I have not wrote you a line this age, my sweet Journal. Indeed I have no wonderful matters to scrawl, now — Is it not very perverse in Dame Fortune to deny me the least share in any of her so much talk’d of tricks? especially as I should, by means of my inimitable pen immortalize every favour she honour’d me with: but so it is, and so it seems likely to be; that I am to pass my days in the dullest of dull things, insipid, calm, uninterrupted quiet. This life is by many desired — so be it — But it surely was design’d to give happiness after (and not one ounce before) twenty full years are past, but till then — no matter what happens — the spirits — the health — the never dying hope are too strong to be much affected by whatever comes to pass — Supper bell, as I live! —
10 o’clock.
I left off with a little account of Miss Tilson — I shall only tell you that I heard of her passion and the amiable object by Hetty, who was told it by Miss Sheffield, and had it afterwards confirmed by the fair one’s own mouth. [An Amorosa so forward in Cupid’s cause makes me almost revolt from my wishes for his darts, and really I think upon the whole, the most dignified thing for an exalted female must be to die an old maid.] Her mother married Mr. Tilson on the death of the Earl of Kerry. She is very short but Hetty says very pretty —
Mr. Smart the poet was here yesterday. He is the author of the “Old Woman’s Magazine”.... and of several poetical productions; some of which are sweetly elegant and pretty — for example: “Harriet’s Birth Day,”

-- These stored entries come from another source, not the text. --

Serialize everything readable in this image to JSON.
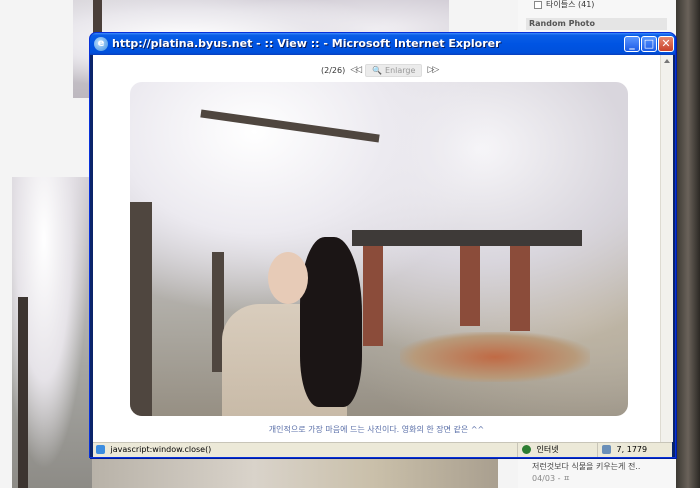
{
  "background": {
    "sidebar_item": "타이들스 (41)",
    "sidebar_heading": "Random Photo",
    "news_text": "저런것보다 식물을 키우는게 전..",
    "news_date": "04/03 - ㅍ"
  },
  "window": {
    "title": "http://platina.byus.net - :: View :: - Microsoft Internet Explorer",
    "min_glyph": "_",
    "max_glyph": "□",
    "close_glyph": "✕"
  },
  "viewer": {
    "counter": "(2/26)",
    "prev_glyph": "◁◁",
    "next_glyph": "▷▷",
    "enlarge_label": "Enlarge",
    "caption": "개인적으로 가장 마음에 드는 사진이다. 영화의 한 장면 같은 ^^"
  },
  "statusbar": {
    "status_text": "javascript:window.close()",
    "zone": "인터넷",
    "counter": "7, 1779"
  }
}
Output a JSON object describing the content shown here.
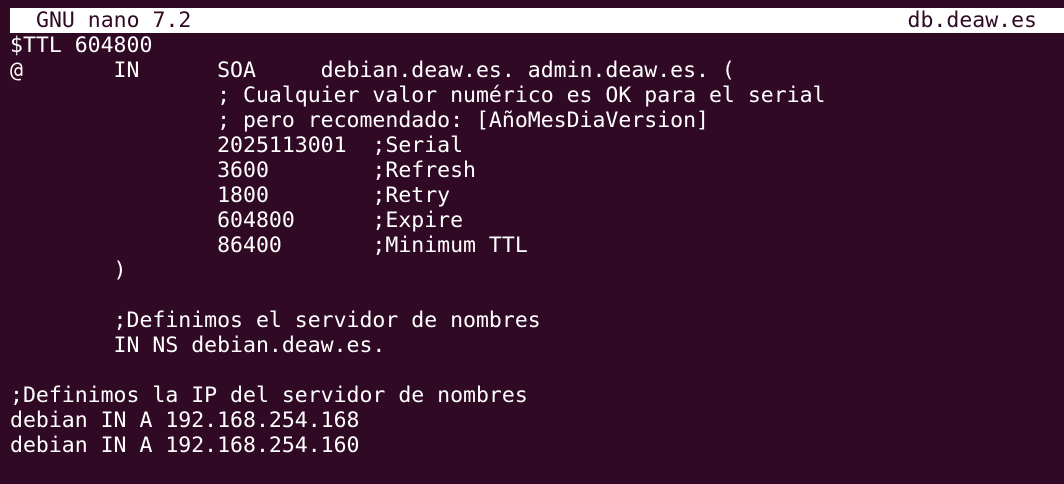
{
  "titlebar": {
    "app": "GNU nano 7.2",
    "filename": "db.deaw.es"
  },
  "editor": {
    "lines": [
      "$TTL 604800",
      "@       IN      SOA     debian.deaw.es. admin.deaw.es. (",
      "                ; Cualquier valor numérico es OK para el serial",
      "                ; pero recomendado: [AñoMesDiaVersion]",
      "                2025113001  ;Serial",
      "                3600        ;Refresh",
      "                1800        ;Retry",
      "                604800      ;Expire",
      "                86400       ;Minimum TTL",
      "        )",
      "",
      "        ;Definimos el servidor de nombres",
      "        IN NS debian.deaw.es.",
      "",
      ";Definimos la IP del servidor de nombres",
      "debian IN A 192.168.254.168",
      "debian IN A 192.168.254.160"
    ]
  }
}
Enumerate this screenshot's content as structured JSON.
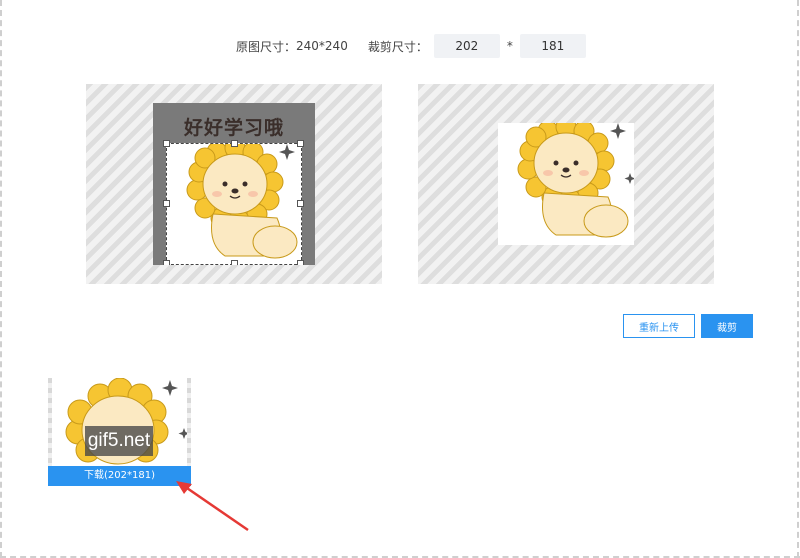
{
  "size_row": {
    "original_label": "原图尺寸：",
    "original_value": "240*240",
    "crop_label": "裁剪尺寸：",
    "width_value": "202",
    "times": "*",
    "height_value": "181"
  },
  "source": {
    "sticker_text": "好好学习哦"
  },
  "buttons": {
    "reupload": "重新上传",
    "crop": "裁剪"
  },
  "result": {
    "watermark": "gif5.net",
    "download_label": "下载(202*181)"
  },
  "colors": {
    "accent": "#2a93f0",
    "arrow": "#e53935",
    "mane": "#f6c532",
    "face": "#fbe9c2"
  },
  "icons": {
    "annotation_arrow": "arrow-icon"
  }
}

“Care and Generosity,” — and many more. This ingenious writer is one of the most unfortunate of men — he has been twice confined in a mad-house — and but last year sent a most affecting epistle to papa, to entreat him to lend him half-a-guinea! — How great a pity so clever, so ingenious a man should be reduced to such shocking circumstances. He is extremely grave, and has still great wildness in his manner, looks, and voice; but ’tis impossible to see him and to think of his works, without feeling the utmost pity and concern for him....
Well, I shall have to undress in the dark if I scribble any longer, and so I must petition for leave to bid you adieu; Granted.

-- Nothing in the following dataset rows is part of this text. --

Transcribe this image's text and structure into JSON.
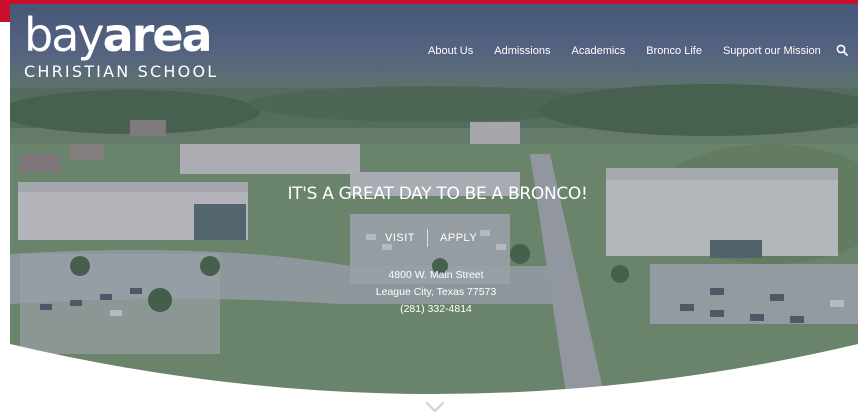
{
  "logo": {
    "word_light": "bay",
    "word_bold": "area",
    "subtitle": "CHRISTIAN SCHOOL"
  },
  "nav": {
    "items": [
      "About Us",
      "Admissions",
      "Academics",
      "Bronco Life",
      "Support our Mission"
    ]
  },
  "hero": {
    "headline": "IT'S A GREAT DAY TO BE A BRONCO!",
    "buttons": [
      "VISIT",
      "APPLY"
    ],
    "address": [
      "4800 W. Main Street",
      "League City, Texas 77573",
      "(281) 332-4814"
    ]
  },
  "colors": {
    "accent": "#c8102e",
    "text": "#ffffff",
    "overlay": "#374669"
  },
  "icons": {
    "search": "search-icon",
    "scroll": "chevron-down-icon"
  }
}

Certainly I have the most complaisant friend in the world — ever ready to comply with my wishes — never hesita
ting to oblige, never averse to my concluding, yet never wearied with my beginning — charming creature.
And pray, my dear Miss Fanny, who is this?
Nobody.
Alas, alas! what then is to become of Every body?

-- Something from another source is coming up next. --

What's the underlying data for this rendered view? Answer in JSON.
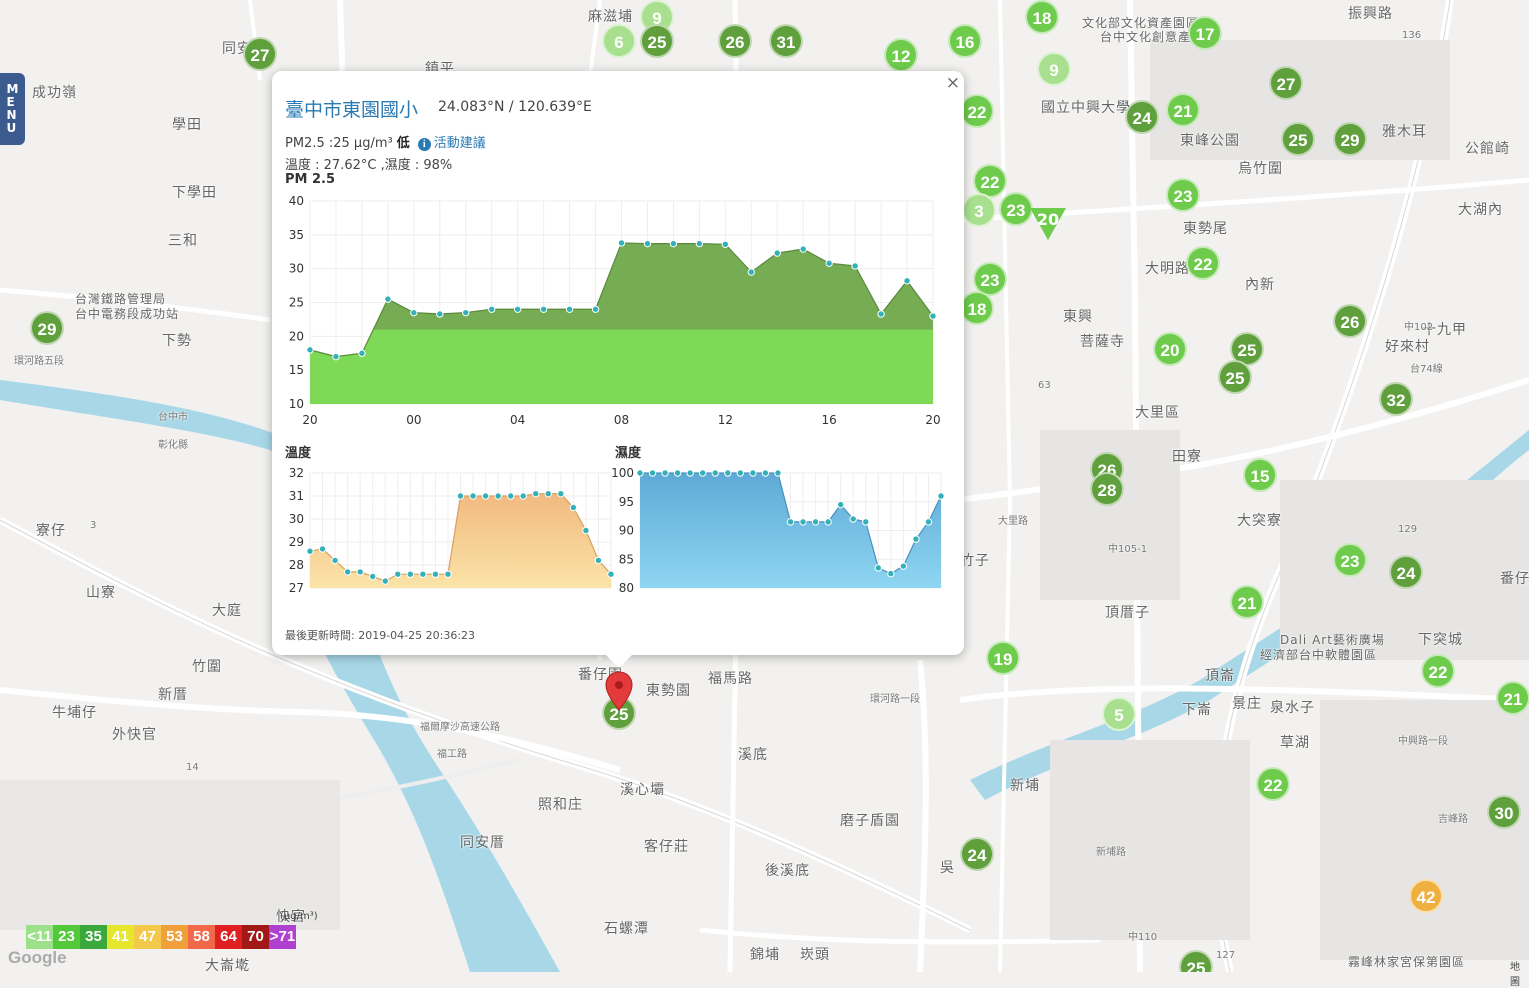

How should I know? Let every body manage themselves and others as well as I do Nobody, and they will be “much the same as God made them.” And now adieu my charmer.
— Adieu then, my fair friend — that’s one comfort, that I can make you fair or brown at pleasure — just what I will — a creature of my own forming.
I am now reading the Illiad — I cannot help taking notice of one thing in the 3rd Book which has provoked me for the honour of the sex. Venus tempts Hellen with every delusion in favour of her darling, in vain — riches — power — honour — love — all in vain — the enraged Deity threatens to deprive her of her own beauty, and render her to the level of the most common of her sex. Blushing and trembling, Hellen immediately yields her hand. Thus has Homer proved his opinion of our poor sex — that the love of beauty is our most prevailing passion. It really grieves me to think that there certainly must be some reason for this insignificant opinion the greatest men have of women — at least I fear there must. But I don’t in fact believe it.